Saat ini tak kurang 6000 santri belajar di Pesantren Futuhiyyah, baik yang bermukim di pesantren induk maupun di pesantren cabang yang berada di sekitar Mranggen seperti Pesantren Al-Fatah, Al-Mubarok, Al-Badriyah, Al-Amin, Darul Ma’wa. Maupun cabang lainnya seperti Futuhiyyah 1 dan 2 yang berlokasi di Kemuning, Lampung Utara.
Berbagai lembaga pendidikan formal juga dibuka untuk mengimbangi pendidikan pesantren dari tingkat Madrasah Ibtidaiyyah, Madrasah Tsawiyyah, Sekolah Menengah Pertama, Sekolah Menengah Atas, Sekolah Menegah Kejuruan sampai tingkat Ma’had Aly.
Kiai Muslih wafat pada tahun 1981 di kota Makkah al-Mukarromah setelah melaksanakan umroh dan berziarah ke makam Rasulullah.

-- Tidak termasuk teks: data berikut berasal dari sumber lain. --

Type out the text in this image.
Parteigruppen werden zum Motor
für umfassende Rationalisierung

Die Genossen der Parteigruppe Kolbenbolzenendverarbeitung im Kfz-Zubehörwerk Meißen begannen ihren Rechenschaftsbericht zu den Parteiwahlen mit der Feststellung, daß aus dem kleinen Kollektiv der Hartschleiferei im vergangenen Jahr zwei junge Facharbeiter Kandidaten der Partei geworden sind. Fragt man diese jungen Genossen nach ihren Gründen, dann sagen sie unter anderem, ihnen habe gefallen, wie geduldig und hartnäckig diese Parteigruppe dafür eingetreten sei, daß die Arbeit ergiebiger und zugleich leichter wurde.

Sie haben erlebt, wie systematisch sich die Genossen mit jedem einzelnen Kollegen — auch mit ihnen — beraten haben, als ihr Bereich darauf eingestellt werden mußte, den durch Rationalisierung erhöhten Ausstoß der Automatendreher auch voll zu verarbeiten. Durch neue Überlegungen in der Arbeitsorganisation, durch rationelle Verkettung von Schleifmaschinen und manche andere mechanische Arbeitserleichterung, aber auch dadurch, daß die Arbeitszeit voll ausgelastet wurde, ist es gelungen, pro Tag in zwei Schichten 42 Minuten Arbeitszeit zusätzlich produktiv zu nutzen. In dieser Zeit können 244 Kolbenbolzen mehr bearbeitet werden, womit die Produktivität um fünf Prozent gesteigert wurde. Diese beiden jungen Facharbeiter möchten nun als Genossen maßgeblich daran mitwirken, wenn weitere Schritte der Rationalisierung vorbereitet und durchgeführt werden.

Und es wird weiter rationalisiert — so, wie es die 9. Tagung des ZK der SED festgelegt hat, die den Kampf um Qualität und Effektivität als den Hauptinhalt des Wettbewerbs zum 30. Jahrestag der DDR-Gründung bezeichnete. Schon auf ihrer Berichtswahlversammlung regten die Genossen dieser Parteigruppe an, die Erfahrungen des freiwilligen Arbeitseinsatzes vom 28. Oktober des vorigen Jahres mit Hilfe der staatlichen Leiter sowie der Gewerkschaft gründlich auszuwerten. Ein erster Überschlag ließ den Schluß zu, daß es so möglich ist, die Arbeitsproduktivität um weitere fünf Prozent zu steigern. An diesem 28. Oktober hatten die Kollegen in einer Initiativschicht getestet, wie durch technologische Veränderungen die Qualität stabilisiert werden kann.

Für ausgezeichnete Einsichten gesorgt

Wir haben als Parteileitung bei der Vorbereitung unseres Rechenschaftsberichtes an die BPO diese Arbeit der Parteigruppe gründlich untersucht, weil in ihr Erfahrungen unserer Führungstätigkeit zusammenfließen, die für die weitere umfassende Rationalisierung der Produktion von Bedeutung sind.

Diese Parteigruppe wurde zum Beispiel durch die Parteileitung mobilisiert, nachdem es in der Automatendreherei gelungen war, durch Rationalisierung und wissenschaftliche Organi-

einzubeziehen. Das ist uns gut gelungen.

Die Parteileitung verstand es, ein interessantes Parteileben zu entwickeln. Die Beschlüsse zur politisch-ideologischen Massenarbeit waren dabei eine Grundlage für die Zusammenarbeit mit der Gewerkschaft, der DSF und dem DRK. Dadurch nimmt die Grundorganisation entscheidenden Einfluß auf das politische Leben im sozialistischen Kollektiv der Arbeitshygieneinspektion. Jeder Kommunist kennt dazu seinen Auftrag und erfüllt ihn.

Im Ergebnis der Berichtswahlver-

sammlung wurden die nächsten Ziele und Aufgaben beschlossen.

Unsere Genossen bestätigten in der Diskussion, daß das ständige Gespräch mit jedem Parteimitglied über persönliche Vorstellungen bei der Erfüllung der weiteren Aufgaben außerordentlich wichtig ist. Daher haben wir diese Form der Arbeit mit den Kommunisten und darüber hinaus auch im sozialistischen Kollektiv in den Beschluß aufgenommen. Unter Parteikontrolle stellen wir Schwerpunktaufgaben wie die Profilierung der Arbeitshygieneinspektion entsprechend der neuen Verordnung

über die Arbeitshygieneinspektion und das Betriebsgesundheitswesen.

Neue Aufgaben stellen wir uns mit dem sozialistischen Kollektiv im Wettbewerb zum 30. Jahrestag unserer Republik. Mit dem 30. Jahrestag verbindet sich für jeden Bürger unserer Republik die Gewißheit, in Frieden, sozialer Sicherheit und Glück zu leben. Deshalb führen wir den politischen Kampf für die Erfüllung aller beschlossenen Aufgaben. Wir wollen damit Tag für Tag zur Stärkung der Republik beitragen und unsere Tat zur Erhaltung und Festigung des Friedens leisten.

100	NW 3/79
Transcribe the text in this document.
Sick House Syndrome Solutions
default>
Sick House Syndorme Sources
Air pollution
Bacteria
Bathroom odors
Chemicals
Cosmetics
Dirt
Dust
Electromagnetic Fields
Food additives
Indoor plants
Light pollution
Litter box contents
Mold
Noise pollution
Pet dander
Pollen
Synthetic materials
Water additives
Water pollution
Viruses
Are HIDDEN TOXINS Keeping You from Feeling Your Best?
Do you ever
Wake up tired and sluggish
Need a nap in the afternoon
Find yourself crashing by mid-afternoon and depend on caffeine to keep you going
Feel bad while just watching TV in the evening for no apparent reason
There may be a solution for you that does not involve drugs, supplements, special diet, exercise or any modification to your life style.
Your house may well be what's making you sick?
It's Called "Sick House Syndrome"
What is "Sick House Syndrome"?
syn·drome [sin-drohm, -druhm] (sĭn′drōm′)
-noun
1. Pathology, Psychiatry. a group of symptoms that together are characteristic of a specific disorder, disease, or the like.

Beliau kemudian dimakamkan di Pemakaman Ma’la Makkah bersandingan dengan makam Sayyidatina Asma’ bin Abu Bakar dekat dengan pusara Sayyidatina Khodijah al-Kubra, Istri Rasulullah SAW.
Sebelum wafat, beliau sempat berwasiat agar segenap penerusnya dapat menjaga tradisi luhur pesantren Futuhiyyah yang saat ini telah menapaki usia ke-117 tahun ini. “Apa-apa yang sudah ada di pondok pesantren Futuhiyyah sepeninggalny, termasuk lembaga pendidikan harus tetap seperti apa yang sudah ada sebagaimana asalnya”. Selain itu beliau juga memberikan resep agar cepat ter-futuh adalah dengan rajin memutholaah pelajaran dari bab satu ke bab lainnya, kemudian membuka kitab lain yang sejenis dengan bab yang sama, setelah itu membandingkan antara isi dan redaksinya, barulah kemudian melakukan identifikasi terhadap permasalahannya dan menyerap informasinya.
Semoga segala amal baik Kyai Muslih dan segenap masyayikh Futuhiyyah dapat diterima di sisi-Nya dan semoga kita terciprat berkah keilmuannya dengan terbukanya hati dan pikiran kita. Dan semoga kita senantiasa mampu meneladani kemuliaan akhlak dan kedalaman ilmunya.